Warner Music CEO Selling His $30 Million Manhattan Penthouse…

Last year, Warner Music Group inked a monstrous, $256 million office lease in midtown Manhattan.  But Warner’s brass enjoy even plusher digs: here are a few snapshots from Warner Music CEO Stephen Cooper’s $30 million, 12-room Fifth Avenue penthouse apartment, now on the market.











Interested?  More details from broker Brown Harris Stevens.  Written while listening to ‘Got Money’ by Lil Wayne feat. T-Pain.

14 Responses

  1. TuneHunter

    Q1 sales are royal shit! Time to be conservative for personal well being. Music industry house is in INFERNO and boys are scared. …and the should be!

    • TuneHunter

      He should call one of the UMG boys they are the confident ones and the arsonists.

  2. wodger

    we can conservatively estimate this as being equiv to 4 Billion Spotify Plays, maybe we have found the leak in the Streaming model….

  3. P

    Apparently money doesn’t buy you good taste. What a boring looking place.

  4. Jon Maples

    Not sure how this has anything to do with digital music or news. Paul, if you are saying that people who run companies are rich, that’s not quite news. If you are saying that he’s making enough money off the backs of artists to afford a $30 million dollar pad, that would completely discount his previous career where he built two businesses that make a whole hell of a lot more money than anyone in the music business: private equity and financial advisor firms. But who cares about facts when you can post incendiary pictures of a deluxe mansion in the sky.

    • Truth

      But that type of tenuous relationship between executive pay Or public stock price) and artist royalties is EXACTLY what folks like him do when bashing Pandora and other digital music services.

      Pandora is worth over $4 billion, but “artists only get paid $17 for a million plays.” Tim Westergren made $40 million, more than any Pandora artist.” Joe Kennedy “made $20million while artists got nothing.” etc., etc.

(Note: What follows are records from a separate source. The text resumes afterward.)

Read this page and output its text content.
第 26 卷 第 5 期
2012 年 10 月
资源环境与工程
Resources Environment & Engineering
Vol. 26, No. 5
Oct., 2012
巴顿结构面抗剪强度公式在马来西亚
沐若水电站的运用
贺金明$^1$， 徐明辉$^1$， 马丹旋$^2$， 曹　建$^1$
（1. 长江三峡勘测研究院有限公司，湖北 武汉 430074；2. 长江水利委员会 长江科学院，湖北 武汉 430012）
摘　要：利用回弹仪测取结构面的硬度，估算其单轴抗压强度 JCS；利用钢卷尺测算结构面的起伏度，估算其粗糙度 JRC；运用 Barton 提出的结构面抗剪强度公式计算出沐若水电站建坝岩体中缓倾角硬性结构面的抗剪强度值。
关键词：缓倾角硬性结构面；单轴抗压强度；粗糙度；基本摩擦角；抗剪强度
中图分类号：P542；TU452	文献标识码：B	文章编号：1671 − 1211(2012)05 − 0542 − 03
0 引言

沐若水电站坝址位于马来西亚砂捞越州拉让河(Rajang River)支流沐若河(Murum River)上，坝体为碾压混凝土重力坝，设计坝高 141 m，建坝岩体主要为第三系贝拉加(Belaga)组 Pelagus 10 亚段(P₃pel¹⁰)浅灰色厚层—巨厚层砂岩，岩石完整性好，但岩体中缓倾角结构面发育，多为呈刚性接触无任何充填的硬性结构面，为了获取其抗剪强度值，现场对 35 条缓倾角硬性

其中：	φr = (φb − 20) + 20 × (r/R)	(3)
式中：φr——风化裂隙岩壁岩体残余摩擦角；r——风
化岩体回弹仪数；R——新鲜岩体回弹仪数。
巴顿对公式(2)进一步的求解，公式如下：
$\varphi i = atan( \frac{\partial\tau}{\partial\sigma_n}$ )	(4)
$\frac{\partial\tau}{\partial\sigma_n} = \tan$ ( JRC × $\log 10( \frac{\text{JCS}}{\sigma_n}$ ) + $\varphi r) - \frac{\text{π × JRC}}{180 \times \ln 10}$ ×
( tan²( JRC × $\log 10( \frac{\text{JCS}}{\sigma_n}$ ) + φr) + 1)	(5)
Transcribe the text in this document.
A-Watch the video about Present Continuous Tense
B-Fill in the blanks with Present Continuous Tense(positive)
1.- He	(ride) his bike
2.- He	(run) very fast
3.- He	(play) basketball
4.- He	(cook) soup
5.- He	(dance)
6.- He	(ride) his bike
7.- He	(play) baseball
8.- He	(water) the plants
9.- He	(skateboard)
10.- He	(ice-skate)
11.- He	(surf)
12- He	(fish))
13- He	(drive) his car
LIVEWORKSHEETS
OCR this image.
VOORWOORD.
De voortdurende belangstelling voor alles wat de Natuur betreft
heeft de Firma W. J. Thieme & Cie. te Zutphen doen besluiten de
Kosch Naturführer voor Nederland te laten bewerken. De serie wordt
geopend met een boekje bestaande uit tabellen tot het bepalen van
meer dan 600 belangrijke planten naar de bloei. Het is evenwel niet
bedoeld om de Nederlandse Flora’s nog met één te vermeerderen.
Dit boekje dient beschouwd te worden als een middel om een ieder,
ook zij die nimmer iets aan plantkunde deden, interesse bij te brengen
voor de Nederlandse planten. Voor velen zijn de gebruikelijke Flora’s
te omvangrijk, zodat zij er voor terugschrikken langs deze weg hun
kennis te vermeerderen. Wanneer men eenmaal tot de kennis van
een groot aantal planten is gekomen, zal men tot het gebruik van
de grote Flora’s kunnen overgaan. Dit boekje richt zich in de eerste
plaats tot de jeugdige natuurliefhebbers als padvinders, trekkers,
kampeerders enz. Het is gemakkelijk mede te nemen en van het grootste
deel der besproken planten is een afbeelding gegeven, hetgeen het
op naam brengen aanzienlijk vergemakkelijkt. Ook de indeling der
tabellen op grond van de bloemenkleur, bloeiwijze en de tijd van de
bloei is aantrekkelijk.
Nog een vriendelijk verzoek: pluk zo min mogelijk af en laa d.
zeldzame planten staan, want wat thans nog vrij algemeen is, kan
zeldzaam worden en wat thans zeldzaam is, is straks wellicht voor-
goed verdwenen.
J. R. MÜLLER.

      Pandora’s market capitalization – and the sale of any of it’s stock – has very little to do with actual artists payouts. The company barely turned a slight profit in one quarter and subsequently went right back into unprofitability. They are paying out more than half of their total revenues in royalties to artists and artist representatives.

      If the fact that Wall Street wants to gin up $5 billion for a company that has essentially never turned a profit – and can’t say when they ever will – is somehow regarded as relevant to the music business by the editors and commenters around here, then Music Co. execs living in $30 million dollar apartments should be, too.

  5. DM

    What is the point of this article? That it’s it wrong to have money? Or are you trying to get a commission off the sale? I hope the latter.

  6. Paul Gelsomine

    Doesn’t appear to be lived in. Maybe he has another residence in Switzerland, or the Bahamas and doesn’t need to live in New York any longer.

  7. Anonymous

    I also don’t understand what this has to do with the music industry. The apartment was purchased 10+ years ago with $$$ so far removed from the music industry and Cooper was brought on to Warner as someone with a breadth of experience in bankruptcy consulting. As for the slim profit margins mentioned above – That was the first time in years that any label, specifically Warner had ended the year with gains. All other years had ended in deficit which is absolutely insane from a business perspective. Cooper isn’t there because he wants to schmooze with artists or personally cares about the music (though maybe he does), he’s there, temporarily might I add, to make the label profitable.

    As someone who works in the industry it’s not just the CEOs who are the problem. I am at a mid level position and I cannot tell you how ego fueled these labels are and detrimentally so – at all levels, not just higher up. People with absolutely no business sense are making financial decisions that are careless and senseless. Money is not spent efficiently and there is no such thing as a tight budget within the industry.

    Pardon my french but the whole industry is f*cked and it’s that way for a variety of reasons.

    I would be more interested reading an article about the larger issues at play rather than some dumb gossip about how much an exec’s PH apartment is selling for. As far as execs in the industry go, Cooper entered an already broken system and is far from the destruction that say Leor Cohen caused before him. He’s there to fix the label financially – unfortunately that may be at some artists expense but if labels are here to stay – better that than no label at all. To me, he seems to be the antithesis of your typical free spirit // ego driven music exec // producer and perhaps that’s exactly what the industry needs.

    Who knows though. But let’s focus on the real issues and how we fix them.